Depuis septembre, Komplex Kapharnaüm arpente les villes de France et recueille les paroles de leurs habitants. Un spectacle urbain, en son et en image, projetté sur les façades des immeubles.
Le bus déglingué a entamé sa lente ballade. Sous la pluie et sous la lune. Sur le toit du véhicule, un homme tient un haut-parleur, interpelle les curieux, les attire à lui. Derrière le bus, deux autres personnes brandissent des vidéo projecteurs, balançant des images sur les murs. Quelles images ? Des gens du coin qui parlent et se répondent. Les femmes racontent ce qu’elles aimeraient dire aux hommes. Les hommes aux femmes, les vieux aux jeunes. Et vice-versa. Le public est menu, une dizaine de personnes seulement ont suivi le bus : il faisait vraiment froid, ce soir-là de décembre. À Belfort, le collectif Komplex Kapharnaüm présentait Square, sa dernière création. En mai prochain, le bus de cette dizaine d’artistes, originaires de Villeurbanne, se baladera du côté de Béthune, en périphérie de la ville, dans le quartier de Montliébaut. Avec toujours le même principe : recueillir en vidéo les mots des habitants d’un quartier et les faire circuler sous forme de spectacle audiovisuel itinérant, en projetant leurs images sur les façades des immeubles.
Square a débuté sur trois lieux : Bagnolet et Mantes-la-Jolie en Ile-de-France, le XIIIe arrondissement parisien. À chaque fois, le même cheminement. D’abord, un travail en amont avec les structures locales. Quatre membres du collectif passent quelques jours en repérage et présentent le projet aux associations et institutions de l’endroit. « C’est un premier contact important. Pour se faire accepter, mais aussi pour comprendre le quartier et ses particularités, sociales comme géographiques », raconte Pierre Duforeau, le Monsieur Vidéo du projet.

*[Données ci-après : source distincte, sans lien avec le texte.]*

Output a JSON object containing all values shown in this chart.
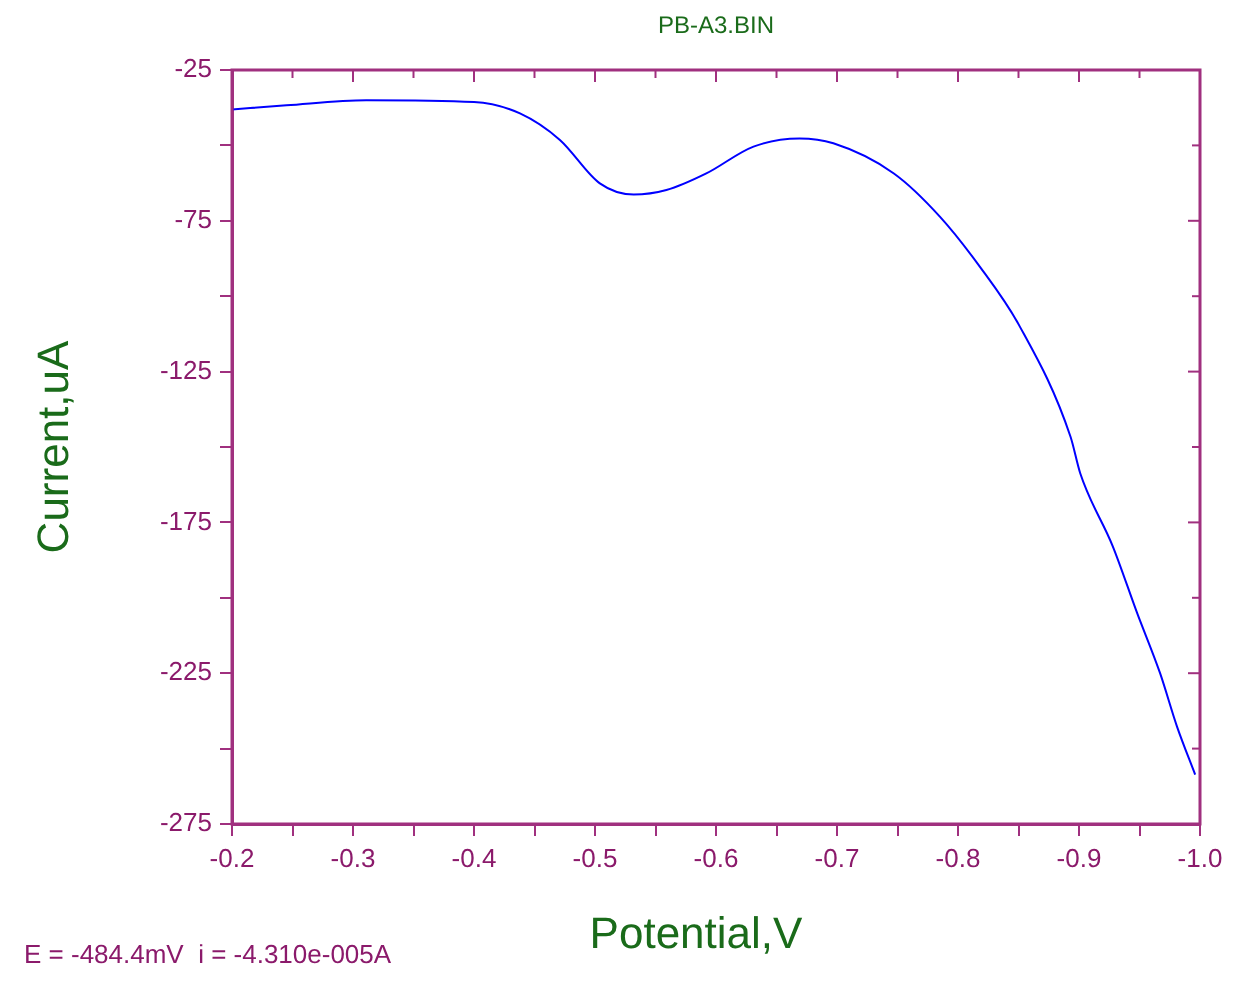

Après le temps de l’approche, commence l’enregistrement vidéo des habitants, de leurs voix et de leurs corps. Cette phase-là est couplée de très près au spectacle proprement dit. Les images ramassées durant la journée sont montées dans la foulée et diffusées le soir même. Pas de médiatisation classique : ce qui compte, c’est le bouche-à-oreille. Que la rumeur enfle et que Jeanne se mette au balcon pour apercevoir le cousin de la voisine qui va passer à la « télé ». « Nous voulons vraiment générer notre propre événement, sans avoir besoin d’être soutenus par une institution ou d’être programmés dans un festival. Que ceux qui ne vont jamais dans les festivals ou au théâtre sortent et viennent voir », explique Stéphane Bonnard. Grand, les cheveux courts, il est l’un des cofondateurs et le scénariste du Komplex.
Un message aux femmes
Sur des thèmes larges, avec les questions les plus ouvertes possibles, le collectif fait parler les gens. Créant ce qu’ils appellent des collections, des séries de « bonjour », de « comment ça va ? », de message aux femmes ou aux vieux. Autre (jolie) constante de leur spectacle : le « parcours parlé ». « Ça part souvent d’une rencontre particulièrement forte. On demande alors à la personne de nous faire visiter son quartier en nous le racontant. » À Belfort, un aveugle racontait ses rues. Il prenait pour repères les odeurs et les sons.
Selon les endroits et les rencontres, des images différentes naissent. À Belfort, le Komplex a eu l’autorisation de venir filmer en prison. « On n’a pas demandé aux détenus de nous raconter leur histoire. Ni pourquoi ils étaient là. On leur a demandé, comme aux autres hommes, quel message ils voulaient faire passer aux femmes », précise Christophe. Lui a été, pendant trois ans, travailleur social. Avec Stéphane, il est l’un des porteurs des vidéo projecteurs. Un boulot de comédien. Pendant la déambulation, les deux garçons ne marchent pas, ils dansent. Au rythme des sons, ils croisent les images qu’ils projettent, selon une chorégraphie travaillée. Des pas qui ne s’improvisent pas seulement, mais se répètent.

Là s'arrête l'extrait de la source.